Afanasii Matiushenko

Matiushenko, Afanasii Nikolaevich

 

Born May 2 (14), 1879, in the village of Dergachi, now in Kharkov Oblast; died Oct. 20 (Nov. 2), 1907, in Sevastopol’. One of the leaders of the uprising on the battleship Potemkin in 1905. Son of a shoemaker.

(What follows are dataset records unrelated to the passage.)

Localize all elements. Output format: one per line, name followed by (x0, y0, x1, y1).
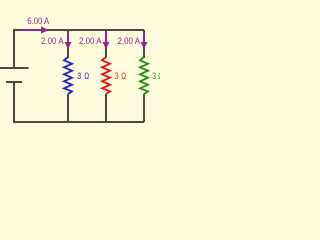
wire: branch 2 vertical top (105, 30, 107, 58)
svg-text:3: 3 (115, 71, 119, 82)
resistor R3 3 ohm (green zigzag) (140, 57, 148, 94)
svg-text:Ω: Ω (121, 71, 126, 82)
current arrow I1 into branch 1 (67, 32, 69, 43)
svg-text:Ω: Ω (84, 71, 89, 82)
wire: bottom wire from battery to branch 3 (14, 83, 144, 122)
resistor R1 3 ohm (blue zigzag) (64, 57, 72, 94)
svg-text:2.00 A: 2.00 A (118, 36, 141, 47)
wire: branch 3 vertical top (143, 30, 145, 58)
wire: top wire from battery to branch 3 (14, 30, 144, 67)
current arrow I total on top wire (20, 29, 42, 31)
svg-text:3: 3 (77, 71, 81, 82)
svg-text:6.00 A: 6.00 A (27, 16, 49, 27)
wire: branch 1 vertical bottom (67, 94, 69, 122)
resistor R2 3 ohm (red zigzag) (102, 57, 110, 94)
wire: branch 2 vertical bottom (105, 94, 107, 122)
current arrow I3 into branch 3 (143, 32, 145, 43)
current arrow I2 into branch 2 (105, 32, 107, 43)
svg-text:2.00 A: 2.00 A (41, 36, 64, 47)
svg-text:3: 3 (152, 71, 156, 82)
svg-text:Ω: Ω (158, 71, 160, 82)
battery V1 long plate (+) (0, 67, 29, 69)
wire: branch 3 vertical bottom (143, 94, 145, 122)
wire: branch 1 vertical top (67, 30, 69, 58)
battery V1 short plate (-) (6, 81, 22, 83)
svg-text:2.00 A: 2.00 A (79, 36, 102, 47)
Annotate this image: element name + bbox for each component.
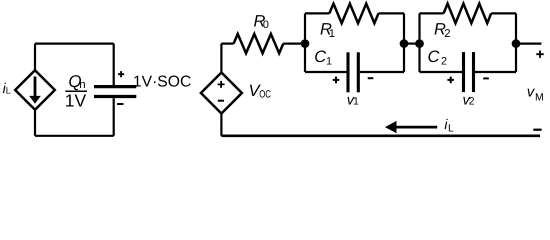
wire: R0 to node xyxy=(283,42,305,44)
wire: left loop left lower xyxy=(34,110,36,136)
svg-text:2: 2 xyxy=(444,28,450,40)
node dot at R0/RC1 junction xyxy=(301,39,310,48)
capacitor Qn/1V top plate xyxy=(94,85,136,88)
wire: RC2 top left xyxy=(420,12,444,14)
RC1 loop right vertical xyxy=(403,13,405,72)
plus sign at C1 xyxy=(333,77,340,84)
minus sign at SOC capacitor xyxy=(117,103,124,105)
RC2 loop left vertical xyxy=(418,13,420,72)
svg-text:C: C xyxy=(428,48,440,66)
current source arrowhead xyxy=(29,96,41,104)
wire: RC1 top left xyxy=(305,12,329,14)
wire: Voc bottom vertical xyxy=(220,114,222,136)
svg-text:1V: 1V xyxy=(65,91,87,111)
svg-text:2: 2 xyxy=(441,56,447,68)
minus sign at C1 xyxy=(368,77,374,79)
RC2 loop right vertical xyxy=(515,13,517,72)
node dot at RC1 right xyxy=(400,39,409,48)
svg-text:1V·SOC: 1V·SOC xyxy=(133,73,191,90)
svg-text:1: 1 xyxy=(326,56,332,68)
minus sign inside Voc xyxy=(218,100,224,102)
capacitor C1 right plate xyxy=(357,52,360,92)
svg-text:2: 2 xyxy=(469,96,475,108)
resistor R0 zigzag xyxy=(234,34,284,53)
svg-text:M: M xyxy=(535,92,544,104)
svg-text:1: 1 xyxy=(353,96,359,108)
wire: bottom rail xyxy=(221,135,540,138)
svg-text:L: L xyxy=(6,85,11,95)
wire: Voc top to R0 xyxy=(221,42,233,44)
svg-text:1: 1 xyxy=(329,28,335,40)
svg-text:n: n xyxy=(79,79,85,91)
wire: RC1 to RC2 xyxy=(404,42,420,44)
minus sign at output vM xyxy=(533,129,541,131)
resistor R2 zigzag xyxy=(444,4,492,24)
current arrow iL shaft xyxy=(396,126,437,129)
wire: left loop left upper xyxy=(34,44,36,71)
plus sign at SOC capacitor xyxy=(118,71,124,77)
plus sign at C2 xyxy=(447,77,454,84)
fraction bar xyxy=(65,90,87,92)
wire: left loop right lower xyxy=(113,98,115,136)
voltage source diamond Voc xyxy=(201,73,242,114)
capacitor C2 right plate xyxy=(472,52,475,92)
wire: left loop right upper xyxy=(113,44,115,85)
capacitor Qn/1V bottom plate xyxy=(94,95,136,98)
wire: Voc top vertical xyxy=(220,44,222,73)
minus sign at C2 xyxy=(483,77,489,79)
wire: RC2 bottom left xyxy=(420,71,463,73)
svg-text:C: C xyxy=(314,48,326,66)
wire: RC1 bottom right xyxy=(360,71,404,73)
node dot at RC2 left xyxy=(415,39,424,48)
wire: RC2 top right xyxy=(491,12,516,14)
current source arrow shaft xyxy=(34,77,37,98)
current arrow iL head xyxy=(385,121,397,133)
svg-text:0: 0 xyxy=(263,19,269,31)
svg-text:L: L xyxy=(448,122,454,134)
wire: RC2 bottom right xyxy=(475,71,516,73)
current source diamond (dependent, i_L) xyxy=(15,70,55,109)
wire: RC1 top right xyxy=(379,12,405,14)
wire: left loop top xyxy=(35,42,114,44)
plus sign inside Voc xyxy=(218,81,225,88)
wire: RC1 bottom left xyxy=(305,71,347,73)
node dot at RC2 right xyxy=(512,39,521,48)
resistor R1 zigzag xyxy=(329,4,378,24)
wire: left loop bottom xyxy=(35,135,114,137)
plus sign at output vM xyxy=(536,51,543,58)
capacitor C2 left plate xyxy=(462,52,465,92)
wire: output terminal top xyxy=(516,42,541,44)
RC1 loop left vertical xyxy=(304,13,306,72)
capacitor C1 left plate xyxy=(346,52,349,92)
svg-text:OC: OC xyxy=(259,89,271,101)
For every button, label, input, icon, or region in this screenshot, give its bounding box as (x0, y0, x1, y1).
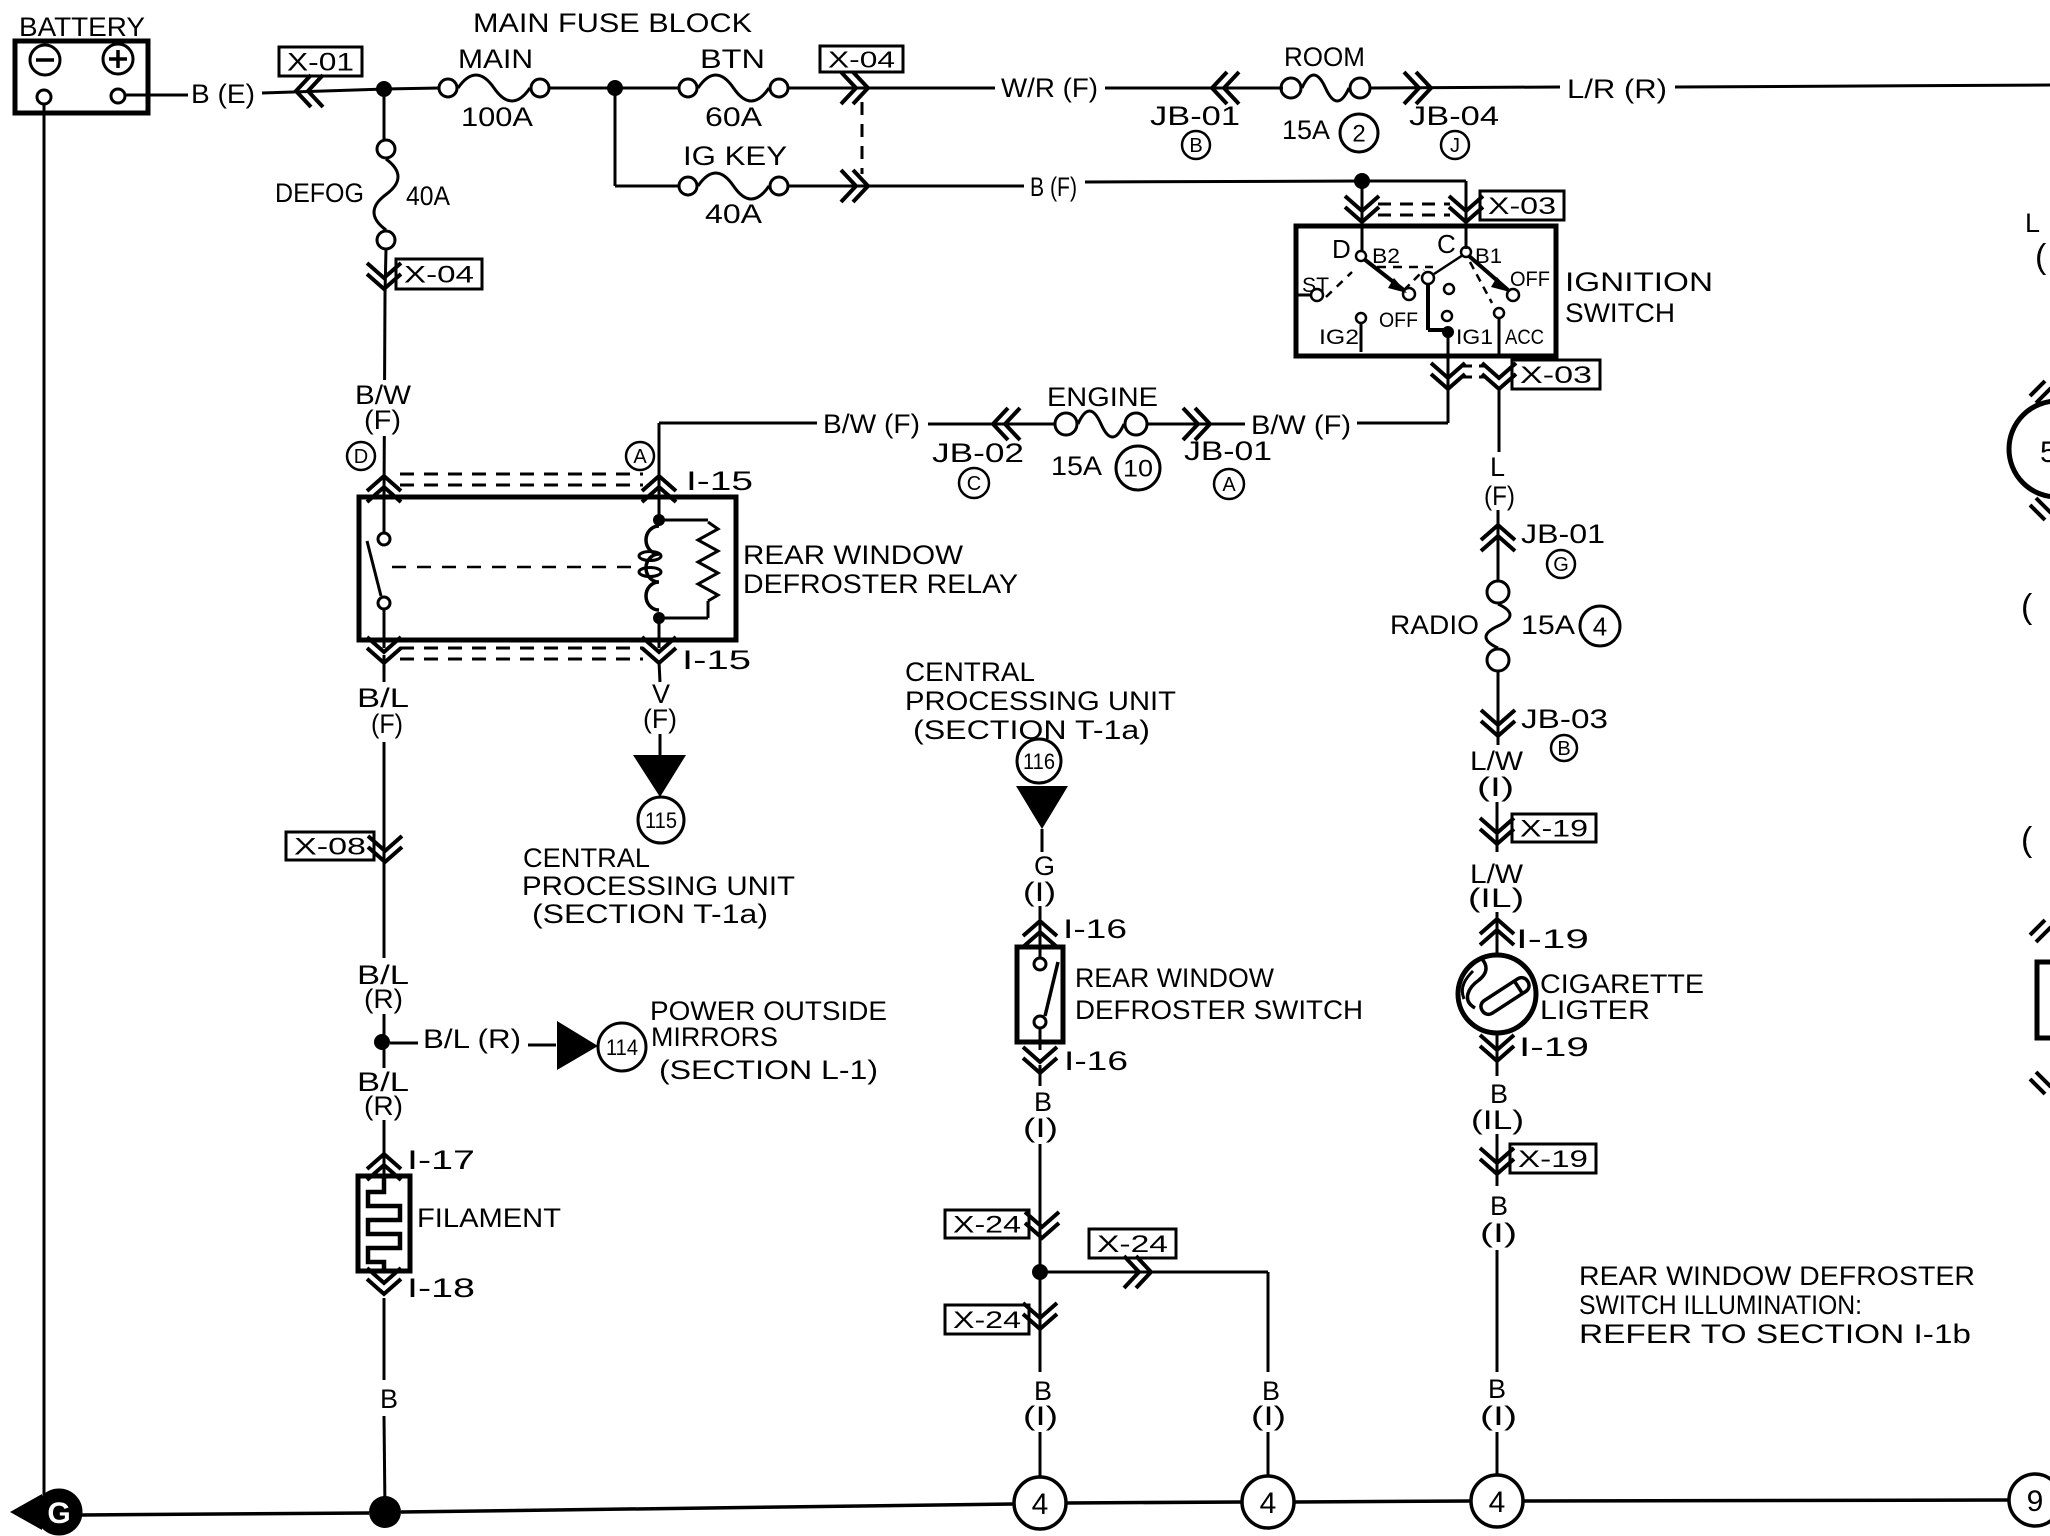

Matiushenko was employed as a worker, first in Kharkov and later in Odessa. In 1900 he began serving in the Black Sea Fleet, becoming later a noncommissioned officer. He established close ties with the Social Democrats and engaged in revolutionary propaganda. In the period of the uprising, between June 14 and 25, he was chairman of the ship’s commission. Subsequently, he emigrated to Switzerland, where he was in contact with V. I. Lenin and became a member of the United Seamen’s Committee. In 1906 he was in Rumania and then America. In 1907, in Paris, he aligned himself with the anarcho-syndicalists. He returned to Russia in June 1907. On July 3 (16) he was arrested in Nikolaev. As a result of the verdict of a naval field tribunal, he was hanged.

REFERENCE

Zadneprovskii, N., and N. Sokolov. Afanasii Matiushenko. Kharkov, 1958.